The Galician Germans were ethnic German population living in the Kingdom of Galicia and Lodomeria in the Austrian Empire, established in 1772 as a result of the First Partition of Poland, and after World War I in the four voivodeships of interwar Poland: Kraków, Lwów, Tarnopol, and Stanisławów. During the World War II part of the Galician Germans was moved out in January 1940 in the course of Heim ins Reich, the majority of the rest of them fled later in the years 1944–1945.

History

The first wave of ethnic Germans arrived in what would later be known as Galicia in the late Middle Ages. In part of the region the settlers were known as Walddeutsche. Most of them underwent Polonization at latest in the 18th century.

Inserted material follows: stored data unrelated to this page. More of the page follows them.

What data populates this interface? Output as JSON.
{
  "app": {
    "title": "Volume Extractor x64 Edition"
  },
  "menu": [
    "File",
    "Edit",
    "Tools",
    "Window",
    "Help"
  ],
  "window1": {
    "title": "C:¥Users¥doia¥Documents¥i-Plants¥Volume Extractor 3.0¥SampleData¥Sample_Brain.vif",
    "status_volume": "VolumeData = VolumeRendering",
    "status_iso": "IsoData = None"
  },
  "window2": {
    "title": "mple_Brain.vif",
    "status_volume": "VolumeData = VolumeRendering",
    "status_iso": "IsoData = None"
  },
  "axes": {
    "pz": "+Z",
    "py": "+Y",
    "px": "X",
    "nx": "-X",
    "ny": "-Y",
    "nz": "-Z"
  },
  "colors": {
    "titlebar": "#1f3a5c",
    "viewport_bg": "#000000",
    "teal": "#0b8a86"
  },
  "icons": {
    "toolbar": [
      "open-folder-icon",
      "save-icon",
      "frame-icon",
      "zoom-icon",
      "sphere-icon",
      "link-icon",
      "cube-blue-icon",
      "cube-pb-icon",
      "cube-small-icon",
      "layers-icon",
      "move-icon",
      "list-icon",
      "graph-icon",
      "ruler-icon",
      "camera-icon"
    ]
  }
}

Long before the First Partition of Poland in 1772 a small German language island existed on the western tip of the would-be Galicia in Biała and its vicinity. Another one was established around 1750 in Zalishchyky, which, however, was partially depopulated before 1772. In 1774 Maria Theresa issued a patent aiming to lure German artisans into several local cities, without significant result. The first meaningful settlement campaign took place in the 1780s, the Josephine colonization, which facilitated the arrival of over 3,200 ethnic German families.
Descendants of the Josephine settlers were allowed to establish daughter settlements afterwards. Furtherly, smaller settlements took place in the years 1802–1805 and 1811–1848.
A part of this colonies lost its ethnic German character in the following decades, especially in the western Galicia. More settlements proved to be prolific in the eastern Galicia. In the meantime, the German-speaking population grew slowly in the Galician cities.
According to the Austrian census from 1900 there were 212,327 German-speaking people in Galicia. Of this number around 80,000 constituted German Christians. The rest came from part of the Galician Jews, of whom roughly 20,000 considered themselves German. As a German-speaking was also qualified the population of Wilamowice, traditionally speaking Wymysorys language.
After World War I, Galicia became a part of the Second Polish Republic. Many of the colonies retained their previous names, however in the late 1930s the Polish government decided to change them to ones sounding more Polish, e.g. Neudorf to Polminowice.